On Monday, February 22, Canada’s parliament officially recognized the Government of China’s treatment of its Uyghur population as genocide.
The motion carried unanimously though the federal Cabinet, including Prime Minister Justin Trudeau, abstained from the vote. This move follows January’s creation of seven federal measures to address human rights violations in China, including a ‘Xinjiang Integrity Declaration’.
Canadian Minister of Small Business, Export Promotion and International Trade, Mary Ng, declared her government’s commitment to ensuring that Canadian businesses do not have supply chains that include forced labor.
Writing for the Toronto Star, Canadian human rights advocate, Amira Elghawaby, is skeptical of the Canadian government’s ability to follow through on these proclamations given current federal measures – or rather, lack of measures – to ensure compliance of Canadian companies with accountability standards.
Elghawaby notes the Xinjiang Integrity Declaration is entirely voluntary and lacks any real consequences for failing to adopt – besides not receiving additional help from the Trade Commissioner Service.
She finds that Canada’s yet to be passed Modern Slavery Act, Bill S-216, and the office of the ombudsperson also fall short, and she’s not the only one who thinks so.
“Without the power to compel documents or witness testimony, we fear the ombudsperson will be unable to fully investigate allegations of forced labour or other abuses from companies’ supply chains,” pointed out Ketty Nivyabandi, Amnesty International’s secretary-general.
Emily Dwyer, a co-ordinator with the Canadian Network on Corporate Accountability, representing 34 civil society and labour union organizations from across the country, has been even more blunt.
“The office is unfit for its purpose,” she said in a media interview last fall. “It does not have the basic minimum powers that are required for it to do anything meaningful for impacted communities and workers who’ve been harmed by the overseas operations of Canadian companies.”
Elghawaby reports that the Modern Slavery Act “doesn’t go far enough” and “gives companies a free pass on abuses.” Even the senator who sponsored Bill S-216 did not deny this but, instead, last year excused its deficiencies on the grounds of urgency.

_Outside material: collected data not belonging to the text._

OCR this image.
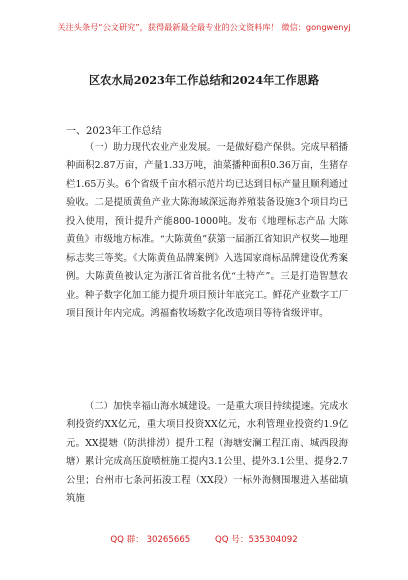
关注头条号“公文研究”，获得最新最全最专业的公文资料库！ 微信：gongwenyj
区农水局2023年工作总结和2024年工作思路
一、2023年工作总结
（一）助力现代农业产业发展。一是做好稳产保供。完成早稻播种面积2.87万亩，产量1.33万吨，油菜播种面积0.36万亩，生猪存栏1.65万头。6个省级千亩水稻示范片均已达到目标产量且顺利通过验收。二是提质黄鱼产业大陈海域深远海养殖装备设施3个项目均已投入使用，预计提升产能800-1000吨。发布《地理标志产品 大陈黄鱼》市级地方标准。“大陈黄鱼”获第一届浙江省知识产权奖—地理标志奖三等奖。《大陈黄鱼品牌案例》入选国家商标品牌建设优秀案例。大陈黄鱼被认定为浙江省首批名优“土特产”。三是打造智慧农业。种子数字化加工能力提升项目预计年底完工。鲜花产业数字工厂项目预计年内完成。鸿福畜牧场数字化改造项目等待省级评审。
（二）加快幸福山海水城建设。一是重大项目持续提速。完成水利投资约XX亿元，重大项目投资XX亿元，水利管理业投资约1.9亿元。XX提塘（防洪排涝）提升工程（海塘安澜工程江南、城西段海塘）累计完成高压旋喷桩施工提内3.1公里、提外3.1公里、提身2.7公里；台州市七条河拓浚工程（XX段）一标外海侧围堰进入基础填筑施
QQ 群： 30265665	QQ 号：535304092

Canadian MP Alexis Brunelle-Duceppe said at Monday’s session:
“We may not realize it, but we are involved in this genocide. Without knowing it, we are benefiting from the situation. More and more evidence is coming to light directly linking Western companies’ supply chains to forced Uighur labour.”

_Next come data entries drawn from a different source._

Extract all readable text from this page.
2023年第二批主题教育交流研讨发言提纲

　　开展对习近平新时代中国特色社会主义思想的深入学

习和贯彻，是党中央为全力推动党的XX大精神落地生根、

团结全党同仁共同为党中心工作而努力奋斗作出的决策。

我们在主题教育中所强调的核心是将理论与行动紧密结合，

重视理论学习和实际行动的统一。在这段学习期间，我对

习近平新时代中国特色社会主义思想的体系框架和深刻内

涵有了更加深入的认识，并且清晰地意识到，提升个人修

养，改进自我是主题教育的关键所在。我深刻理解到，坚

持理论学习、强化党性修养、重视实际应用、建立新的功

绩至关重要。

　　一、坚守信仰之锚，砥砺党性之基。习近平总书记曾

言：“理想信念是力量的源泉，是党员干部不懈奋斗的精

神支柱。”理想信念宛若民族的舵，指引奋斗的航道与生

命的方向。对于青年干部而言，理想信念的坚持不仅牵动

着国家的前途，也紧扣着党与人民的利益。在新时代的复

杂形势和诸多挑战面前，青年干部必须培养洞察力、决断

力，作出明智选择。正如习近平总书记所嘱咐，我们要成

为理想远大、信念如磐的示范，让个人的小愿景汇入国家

Following on the heels of the Canadians, the Dutch parliament this week also recognized the treatment of the Uyghur people by the Chinese government as genocide. A motion of the same kind has been brought to the Belgian parliament this month. It remains to be seen what tangible measures will follow the passage of these resolutions.
Freedom United and our community of supporters are urging the Chinese government to end the detention and forced labor of the Uyghur people. We’re also helping consumers to contact fashion brands that are potentially implicated in Uyghur forced labor to let them know that they must leave the Uyghur region.
If the Government of Canada is genuinely committed to tackling Uyghur forced labor in supply chains, they will need to bring more to the table.